The “1,25D+LPS” pattern included 270 genes that responded to 1,25D only in the presence of LPS. This pattern captured genes that were DE in response to the combined V + L vs. E, and V + L vs. L (Figure 1 and Figure 2E). Although there were no enriched pathways among genes in this Cormotif pattern at an FDR of 5%, some interesting pathways, such as eNOS signaling and cholesterol biosynthesis pathway, were represented among the downregulated genes at a FDR of 27%, suggesting a role for 1,25D in modulating these pathways upon LPS stimulation.
The “1,25D-all” pattern included 782 genes that were DE in response to 1,25D in the both the presence and absence of LPS (Figure 1 and Figure 2F). Genes in the antimicrobial pathway were included in this category, such as the antibacterial peptide gene CAMP, autophagy genes ATG3, ATG5, ATG2A, and ATG9A, and the intracellular pattern recognition receptor gene NOD2. These genes were significantly upregulated in response to 1,25D, alone or in combination with LPS. The role of JAK family kinases in IL-6-type cytokine signaling was the most significantly enriched pathway among the upregulated genes (Figure 3), and included genes such as MAPK14, PTPN11, and STAT5B, all of which could be crucial for triggering antimicrobial responses in monocytes. Biological pathways enriched among downregulated genes in this category included B cell receptor signaling, Tec kinase signaling and leukocyte extravasation signaling (Figure 3 and Figure S7), highlighting the role of 1,25D in repressing proinflammatory response pathways. Interestingly, immunological and inflammatory diseases were among the most enriched disease categories from the IPA analysis among the downregulated genes (Table S6 and Figure S7), suggesting a protective role of 1,25D in immunological diseases. Overall, the “1,25D-all” response pattern illustrates the important dual immunomodulatory role played by 1,25D in monocytes, where antimicrobial pathway genes are upregulated, while proinflammatory pathway genes associated with immunological and inflammatory disease are downregulated by 1,25D in the presence or absence of LPS stimulation.

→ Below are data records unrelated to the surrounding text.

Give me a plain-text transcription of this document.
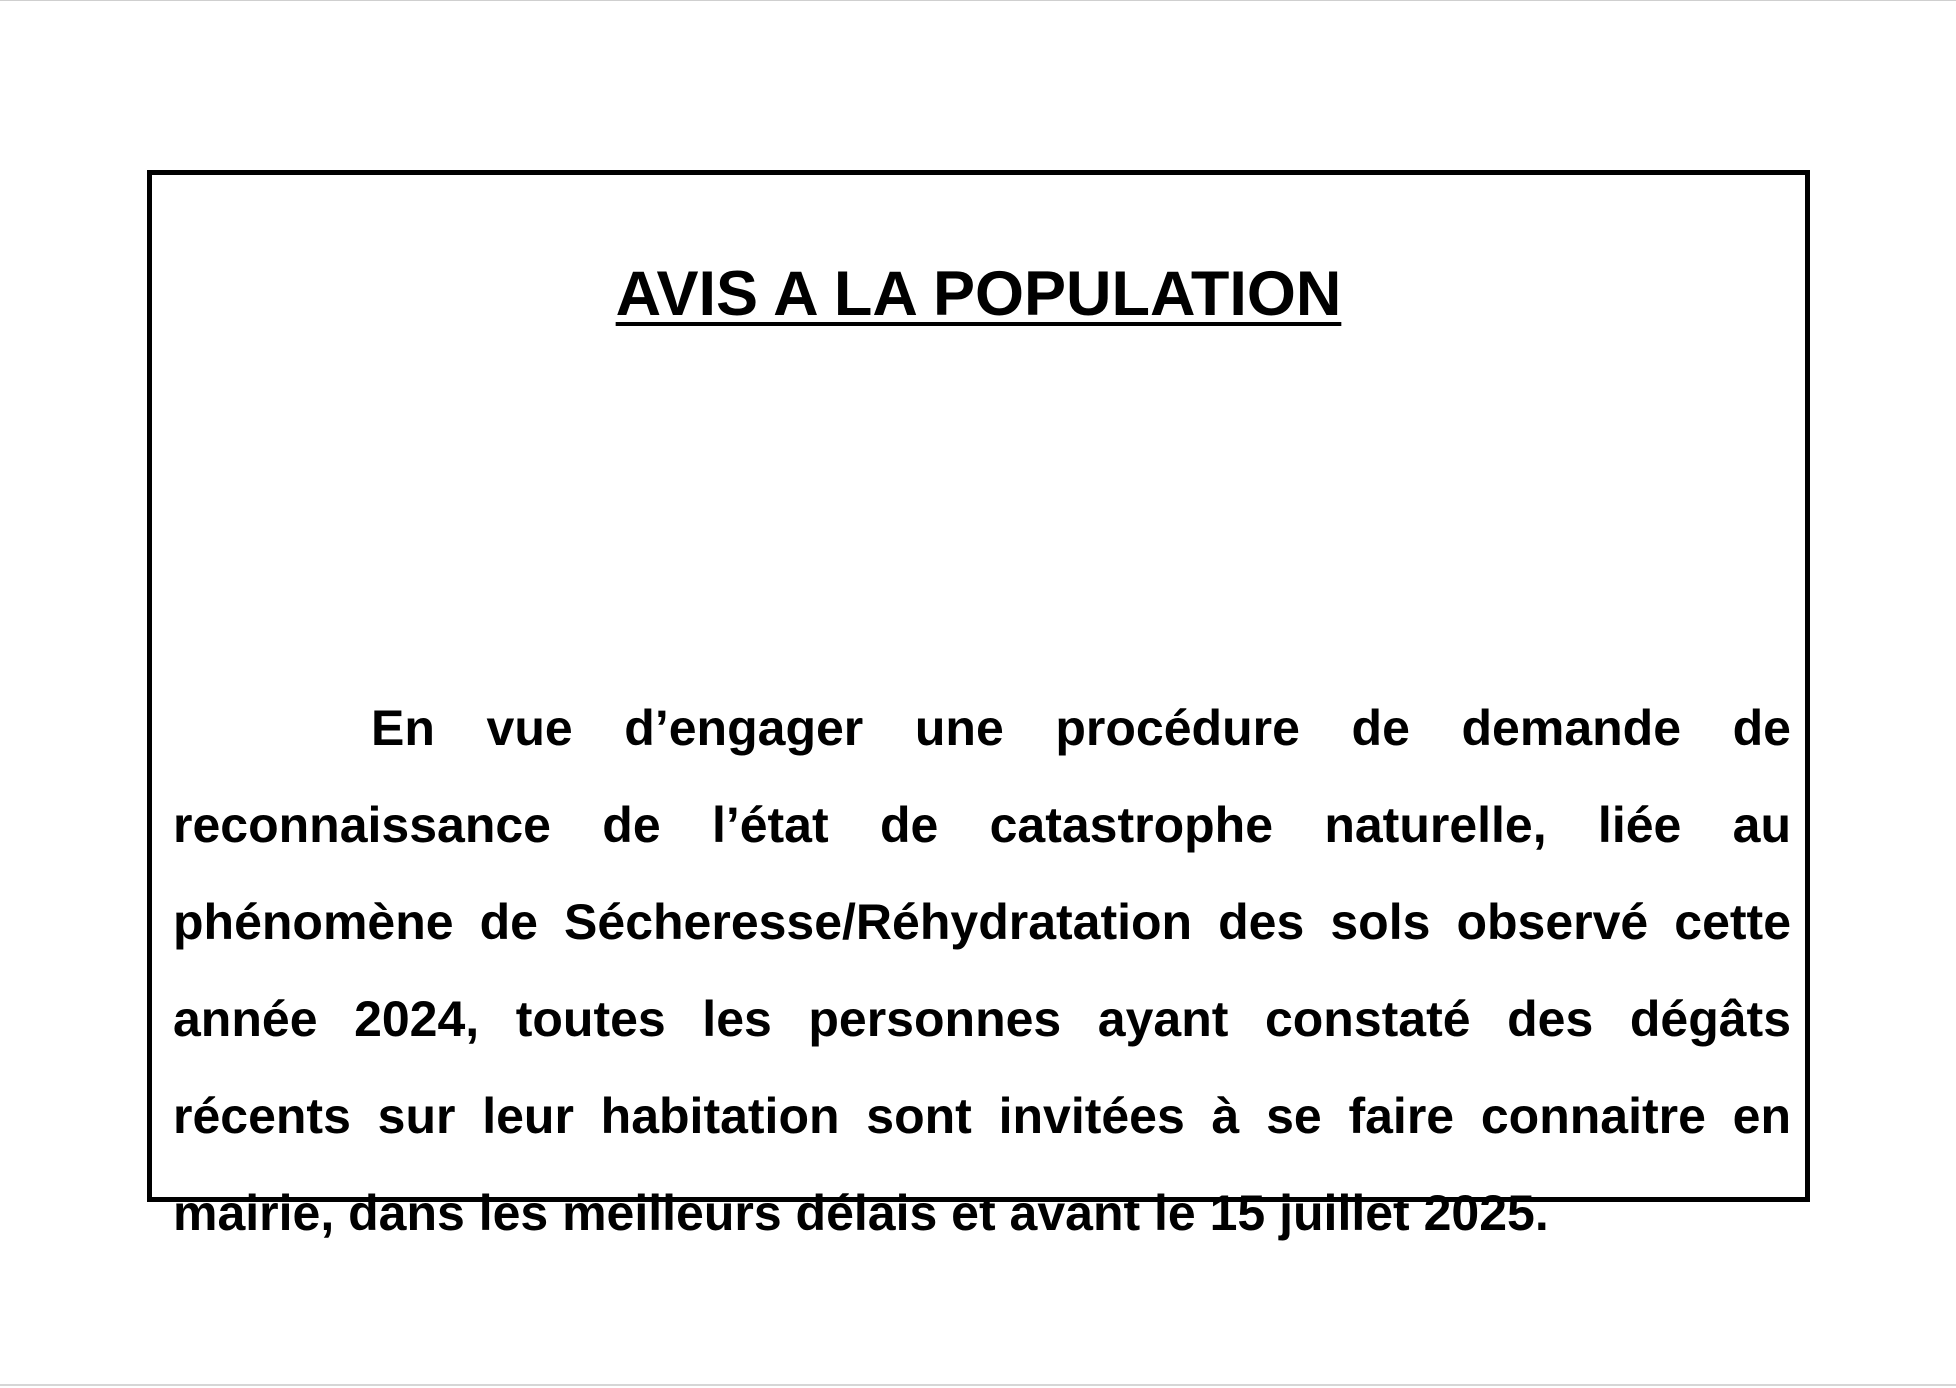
AVIS A LA POPULATION

En vue d’engager une procédure de demande de reconnaissance de l’état de catastrophe naturelle, liée au phénomène de Sécheresse/Réhydratation des sols observé cette année 2024, toutes les personnes ayant constaté des dégâts récents sur leur habitation sont invitées à se faire connaitre en mairie, dans les meilleurs délais et avant le 15 juillet 2025.
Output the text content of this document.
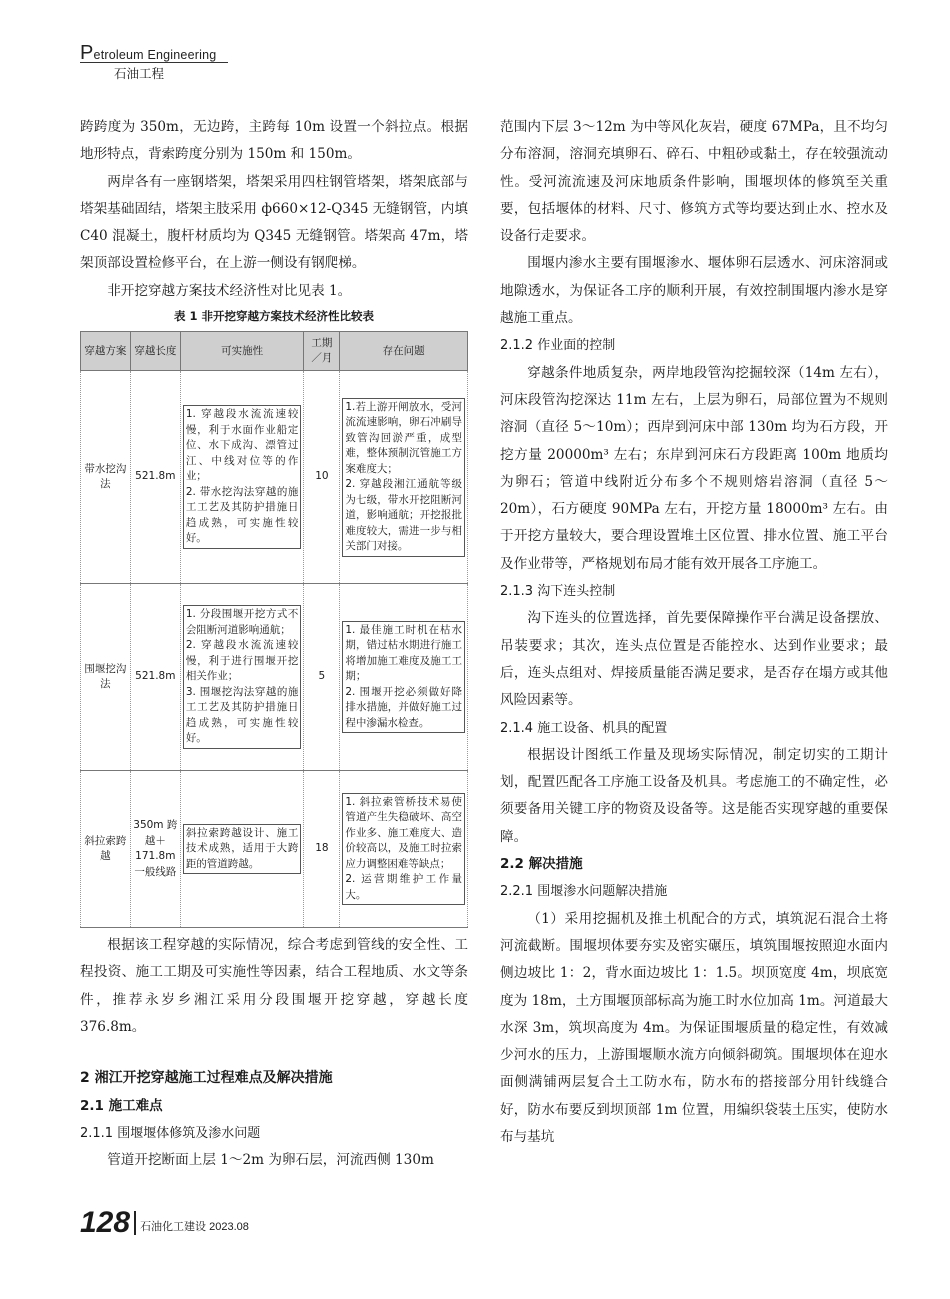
Petroleum Engineering
石油工程

跨跨度为 350m，无边跨，主跨每 10m 设置一个斜拉点。根据地形特点，背索跨度分别为 150m 和 150m。

两岸各有一座钢塔架，塔架采用四柱钢管塔架，塔架底部与塔架基础固结，塔架主肢采用 ф660×12-Q345 无缝钢管，内填 C40 混凝土，腹杆材质均为 Q345 无缝钢管。塔架高 47m，塔架顶部设置检修平台，在上游一侧设有钢爬梯。

非开挖穿越方案技术经济性对比见表 1。

表 1 非开挖穿越方案技术经济性比较表
穿越方案	穿越长度	可实施性	工期／月	存在问题
带水挖沟法	521.8m	1. 穿越段水流流速较慢，利于水面作业船定位、水下成沟、漂管过江、中线对位等的作业；
2. 带水挖沟法穿越的施工工艺及其防护措施日趋成熟，可实施性较好。	10	1.若上游开闸放水，受河流流速影响，卵石冲刷导致管沟回淤严重，成型难，整体预制沉管施工方案难度大；
2. 穿越段湘江通航等级为七级，带水开挖阻断河道，影响通航；开挖报批难度较大，需进一步与相关部门对接。

围堰挖沟法	521.8m	1. 分段围堰开挖方式不会阻断河道影响通航；
2. 穿越段水流流速较慢，利于进行围堰开挖相关作业；
3. 围堰挖沟法穿越的施工工艺及其防护措施日趋成熟，可实施性较好。	5	1. 最佳施工时机在枯水期，错过枯水期进行施工将增加施工难度及施工工期；
2. 围堰开挖必须做好降排水措施，并做好施工过程中渗漏水检查。

斜拉索跨越	350m 跨越＋171.8m一般线路	斜拉索跨越设计、施工技术成熟，适用于大跨距的管道跨越。	18	1. 斜拉索管桥技术易使管道产生失稳破坏、高空作业多、施工难度大、造价较高以，及施工时拉索应力调整困难等缺点；
2. 运营期维护工作量大。

根据该工程穿越的实际情况，综合考虑到管线的安全性、工程投资、施工工期及可实施性等因素，结合工程地质、水文等条件，推荐永岁乡湘江采用分段围堰开挖穿越，穿越长度 376.8m。

2 湘江开挖穿越施工过程难点及解决措施

2.1 施工难点

2.1.1 围堰堰体修筑及渗水问题

管道开挖断面上层 1～2m 为卵石层，河流西侧 130m

范围内下层 3～12m 为中等风化灰岩，硬度 67MPa，且不均匀分布溶洞，溶洞充填卵石、碎石、中粗砂或黏土，存在较强流动性。受河流流速及河床地质条件影响，围堰坝体的修筑至关重要，包括堰体的材料、尺寸、修筑方式等均要达到止水、控水及设备行走要求。

围堰内渗水主要有围堰渗水、堰体卵石层透水、河床溶洞或地隙透水，为保证各工序的顺利开展，有效控制围堰内渗水是穿越施工重点。

2.1.2 作业面的控制

穿越条件地质复杂，两岸地段管沟挖掘较深（14m 左右），河床段管沟挖深达 11m 左右，上层为卵石，局部位置为不规则溶洞（直径 5～10m）；西岸到河床中部 130m 均为石方段，开挖方量 20000m³ 左右；东岸到河床石方段距离 100m 地质均为卵石；管道中线附近分布多个不规则熔岩溶洞（直径 5～20m），石方硬度 90MPa 左右，开挖方量 18000m³ 左右。由于开挖方量较大，要合理设置堆土区位置、排水位置、施工平台及作业带等，严格规划布局才能有效开展各工序施工。

2.1.3 沟下连头控制

沟下连头的位置选择，首先要保障操作平台满足设备摆放、吊装要求；其次，连头点位置是否能控水、达到作业要求；最后，连头点组对、焊接质量能否满足要求，是否存在塌方或其他风险因素等。

2.1.4 施工设备、机具的配置

根据设计图纸工作量及现场实际情况，制定切实的工期计划，配置匹配各工序施工设备及机具。考虑施工的不确定性，必须要备用关键工序的物资及设备等。这是能否实现穿越的重要保障。

2.2 解决措施

2.2.1 围堰渗水问题解决措施

（1）采用挖掘机及推土机配合的方式，填筑泥石混合土将河流截断。围堰坝体要夯实及密实碾压，填筑围堰按照迎水面内侧边坡比 1：2，背水面边坡比 1：1.5。坝顶宽度 4m，坝底宽度为 18m，土方围堰顶部标高为施工时水位加高 1m。河道最大水深 3m，筑坝高度为 4m。为保证围堰质量的稳定性，有效减少河水的压力，上游围堰顺水流方向倾斜砌筑。围堰坝体在迎水面侧满铺两层复合土工防水布，防水布的搭接部分用针线缝合好，防水布要反到坝顶部 1m 位置，用编织袋装土压实，使防水布与基坑

128 石油化工建设 2023.08
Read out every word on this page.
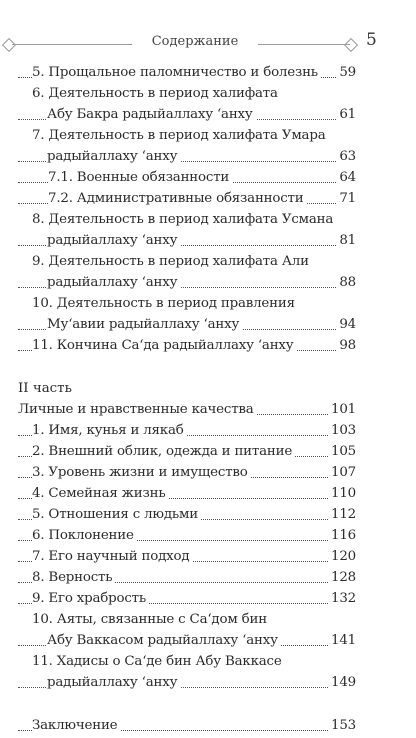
Содержание	5
5. Прощальное паломничество и болезнь	59
6. Деятельность в период халифата
Абу Бакра радыйаллаху ‘анху	61
7. Деятельность в период халифата Умара
радыйаллаху ‘анху	63
7.1. Военные обязанности	64
7.2. Административные обязанности	71
8. Деятельность в период халифата Усмана
радыйаллаху ‘анху	81
9. Деятельность в период халифата Али
радыйаллаху ‘анху	88
10. Деятельность в период правления
Му‘авии радыйаллаху ‘анху	94
11. Кончина Са‘да радыйаллаху ‘анху	98
II часть
Личные и нравственные качества	101
1. Имя, кунья и лякаб	103
2. Внешний облик, одежда и питание	105
3. Уровень жизни и имущество	107
4. Семейная жизнь	110
5. Отношения с людьми	112
6. Поклонение	116
7. Его научный подход	120
8. Верность	128
9. Его храбрость	132
10. Аяты, связанные с Са‘дом бин
Абу Ваккасом радыйаллаху ‘анху	141
11. Хадисы о Са‘де бин Абу Ваккасе
радыйаллаху ‘анху	149
Заключение	153
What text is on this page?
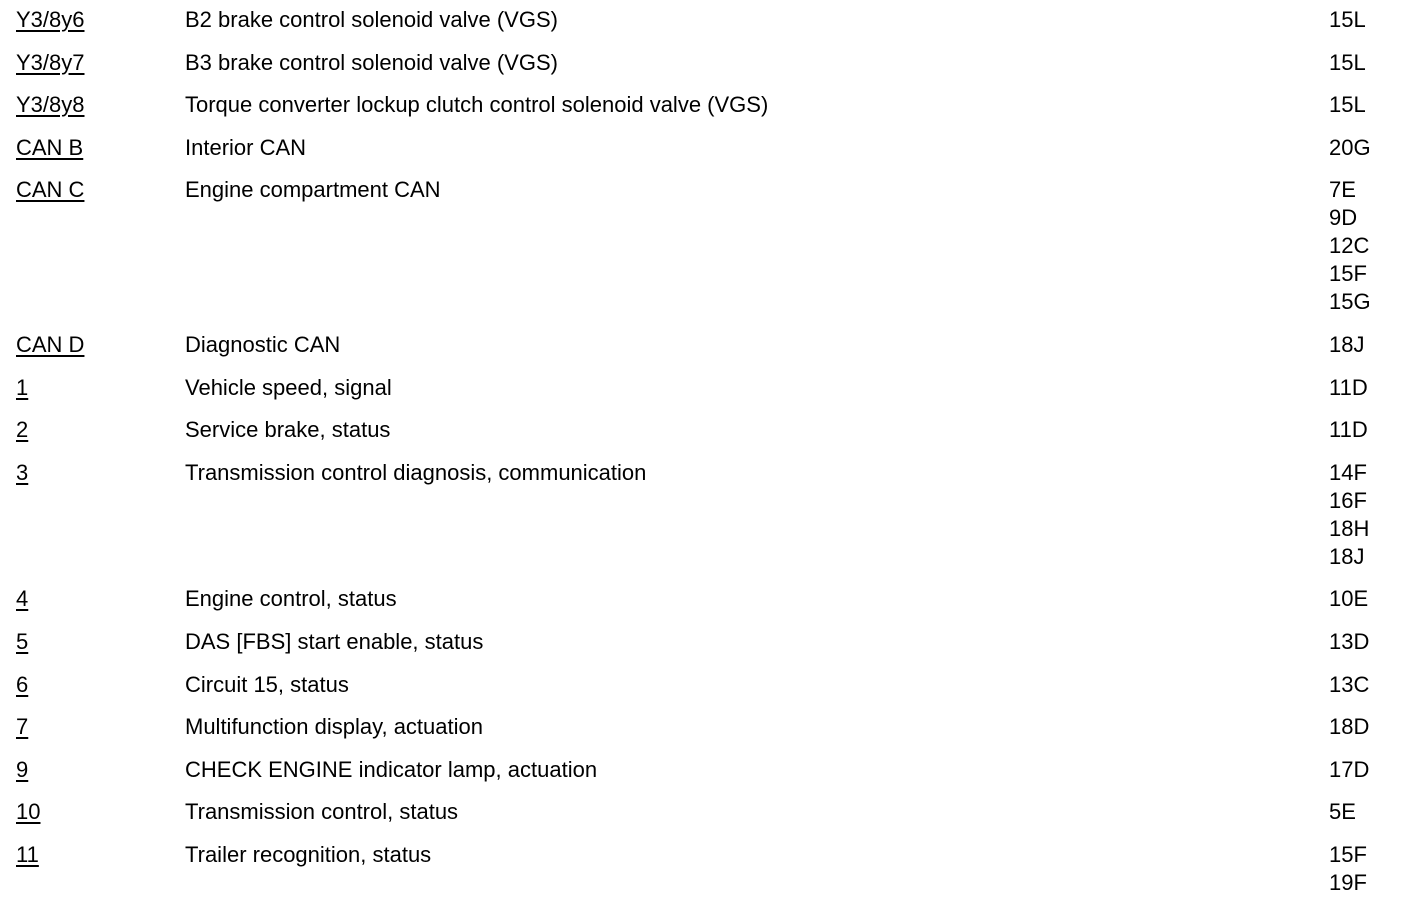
Y3/8y6	B2 brake control solenoid valve (VGS)	15L
Y3/8y7	B3 brake control solenoid valve (VGS)	15L
Y3/8y8	Torque converter lockup clutch control solenoid valve (VGS)	15L
CAN B	Interior CAN	20G
CAN C	Engine compartment CAN	7E
9D
12C
15F
15G
CAN D	Diagnostic CAN	18J
1	Vehicle speed, signal	11D
2	Service brake, status	11D
3	Transmission control diagnosis, communication	14F
16F
18H
18J
4	Engine control, status	10E
5	DAS [FBS] start enable, status	13D
6	Circuit 15, status	13C
7	Multifunction display, actuation	18D
9	CHECK ENGINE indicator lamp, actuation	17D
10	Transmission control, status	5E
11	Trailer recognition, status	15F
19F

The “LPS” pattern included 1400 genes whose expression levels changed in response to L vs. E and the combined V + L vs. E (Figure 1 and Figure 2G). Consistent with the results from the linear mixed-effects model, proinflammatory pathways were significantly enriched among the upregulated genes in this category, including IL-8 signaling, NF-kB signaling, IL-17 signaling, and TNFR2 signaling, among others (Figure 3). Among the downregulated genes, tRNA charging, mitochondrial dysfunction, the TCA cycle II, galactose metabolism pathway, and folate transformation pathway were significantly enriched (Figure 3 and Table S5), indicating that LPS modulates transcription of genes in these metabolic pathways.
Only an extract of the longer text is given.